Thursday, July 17, 2014

Fireworks, The Moon, Owls, a Snake, And Sunsets

Birding is often slow during July and this year is no exception. When the birding gets slow, however, I turn to other opportunities to explore and enjoy outdoor activities.

The 4th of July is a fun holiday for our family. This year I made my first real attempt at photographing fireworks. The show was free to the public and held at Thanksgiving Point in Lehi, Utah. I read that I should use a long lens (at least 200mm) for fireworks so I took my 80-400mm lens. Once the fireworks started I realized I needed to back away from the action even with the lens pulled back to 80mm. I moved back as far as I could and I was still unable to fit complete firework blasts inside the camera frame.  I was pleased with the results.

I heard we had a super moon approaching so I set up my camera on a tripod in my driveway the night before the super moon and practiced capturing night images. The moon looked like a pearl cradled in the clouds the night before the peak of the super moon.

The Night Before the July 2014 Super Moon (Seen from Pleasant Grove, UT)
I enjoyed capturing images of the super moon the night it peaked. Again, I was in my driveway so the glow of the city lights impacted the overall results. I learned a bit about photographing the moon and was wishing I was high in the darkness of our local mountains.

Super Moon Seen From Pleasant Grove, UT
The night after the super moon I made my way up into our local mountains via American Fork Canyon. I found a place to park and set up my gear. It was at 8000 ft and near the summit of the Alpine Loop (Hwy 92). The detail of the craters on the moon was better than the night before, but it was a waning, or not-so super, moon.

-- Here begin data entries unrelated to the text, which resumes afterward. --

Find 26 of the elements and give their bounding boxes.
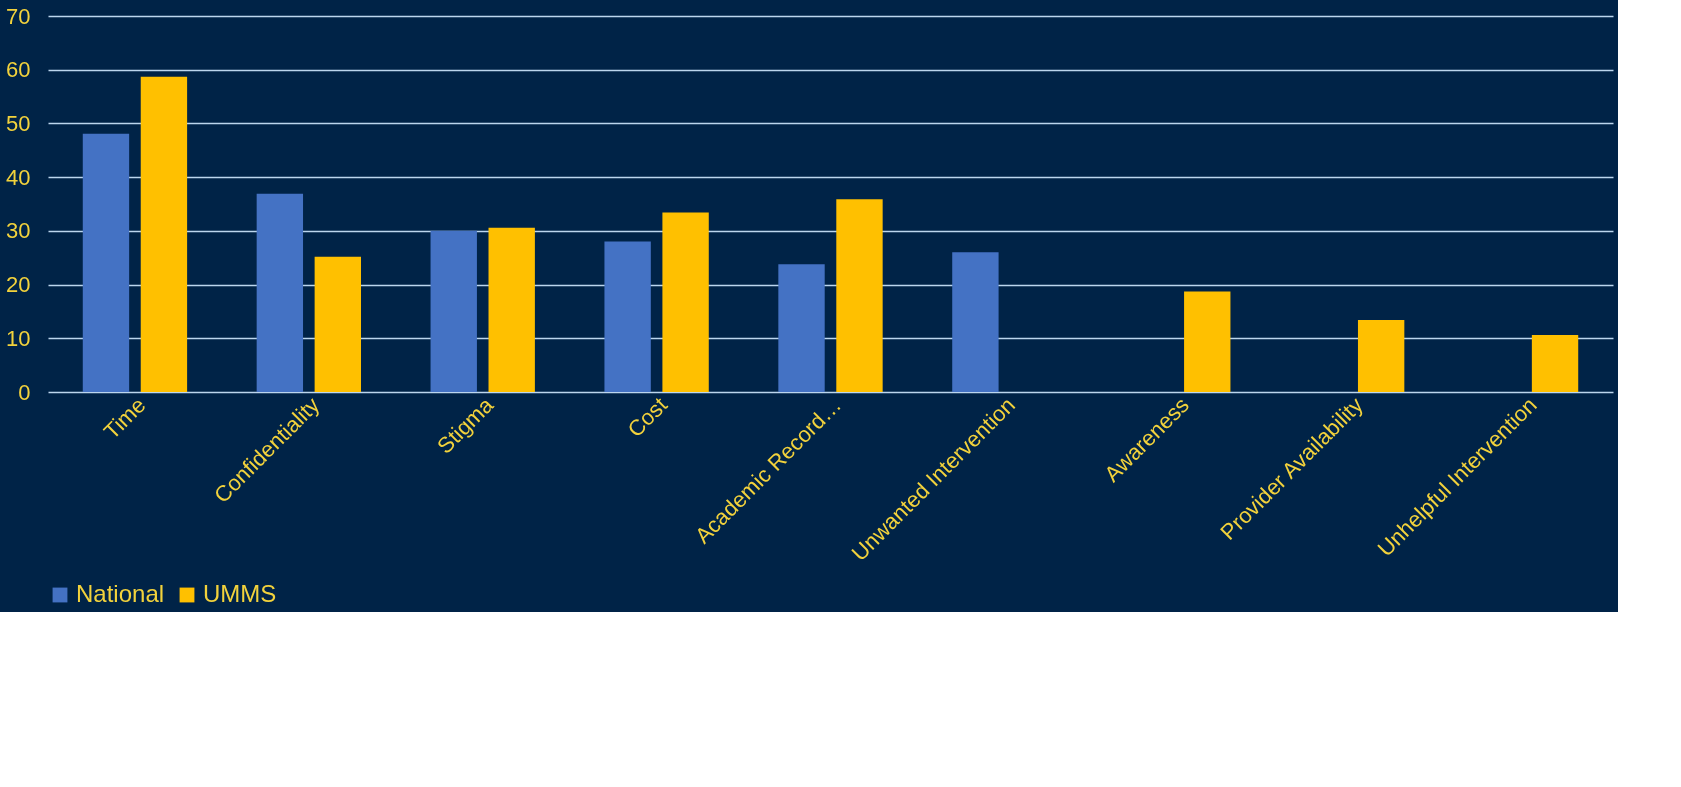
y-tick-label: 70 [6, 3, 31, 29]
bar [662, 212, 709, 392]
bar [778, 264, 825, 392]
y-tick-label: 20 [6, 272, 31, 298]
legend-label: UMMS [203, 580, 277, 607]
bar [488, 227, 535, 392]
x-tick-label: Cost [622, 392, 673, 443]
bar [952, 252, 999, 392]
bar [1184, 291, 1231, 392]
y-tick-label: 40 [6, 164, 31, 190]
bar [1531, 335, 1579, 392]
bar [836, 199, 883, 392]
y-tick-label: 10 [6, 325, 31, 351]
legend-label: National [76, 580, 165, 607]
bar [256, 193, 304, 392]
bar [1357, 320, 1405, 392]
bar [430, 230, 477, 392]
x-tick-label: Time [98, 392, 151, 445]
y-tick-label: 0 [18, 379, 31, 405]
bar [140, 76, 188, 392]
bar [314, 256, 361, 392]
y-tick-label: 50 [6, 110, 31, 136]
y-tick-label: 30 [6, 218, 31, 244]
bar [604, 241, 651, 392]
y-tick-label: 60 [6, 57, 31, 83]
bar [82, 133, 130, 392]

The Night After the July 2014 Super Moon (The waning, or not-so super, moon)
Before capturing images of the moon that night I spent some time whistling for a Northern Saw-whet Owl. I've learned some tricks for calling these owls in that include taking advantage of a very short window at a certain level of darkness and the type and order of the whistling sounds I make. I was successful at whistling in an owl before the moon rose above the horizon, but I wasn't able to capture an image. It was a skittish little owl. The image below is of an owl I whistled in previously at the same location.

Northern Saw-whet Owl Wasatch County, UT
Flammulated Owls breed in our mountains during the summer months so I called one of those in as well. These owls are much more cooperative with being photographed. These owls will migrate down to Mexico and beyond once they finish breeding and their young have become adept at hunting and flying.

Flammulated Owl in Wasatch County, UT
I've been riding my mountain bike along the Murdock Canal in the early evening hours recently. I watch for birds and other critters, especially, Rattlesnakes as I ride along that trail. It runs along the foothills so snakes often come down to the trail where the asphalt and gravel are warm. The other night a ran across a new species of snake. I'm not sure I've ever seen one before, but I wasn't surprised when I looked in up in my reptile guide and discovered it was a subspecies of Racer. I managed a few images, but once it decided to leave my presence is moved faster than any snake I've ever seen.

Western (Yellow-bellied) Racer in Cedar Hills, UT
Western (Yellow-bellied) Racer in Cedar Hills, UT
Western (Yellow-bellied) Racer in Cedar Hills, UT
Sunsets in July can be quite spectacular. I always enjoy watching a sunset unfold because you never know what to expect. If there are clouds in the sky and on the horizon they can often be painted in a variety of colors by the light from the lowering sun.

Summer Sunset Seen from American Fork, UT


  1. Owl whistling!? Very cool, and the fireworks are gorgeous as well.

    1. It's kind of fun to have that interaction with the Saw-whets, Laurence. And the fireworks were quite fun as well. Thanks for visiting. I hope to get down to Arizona soon, before the Elf Owls head south of the border.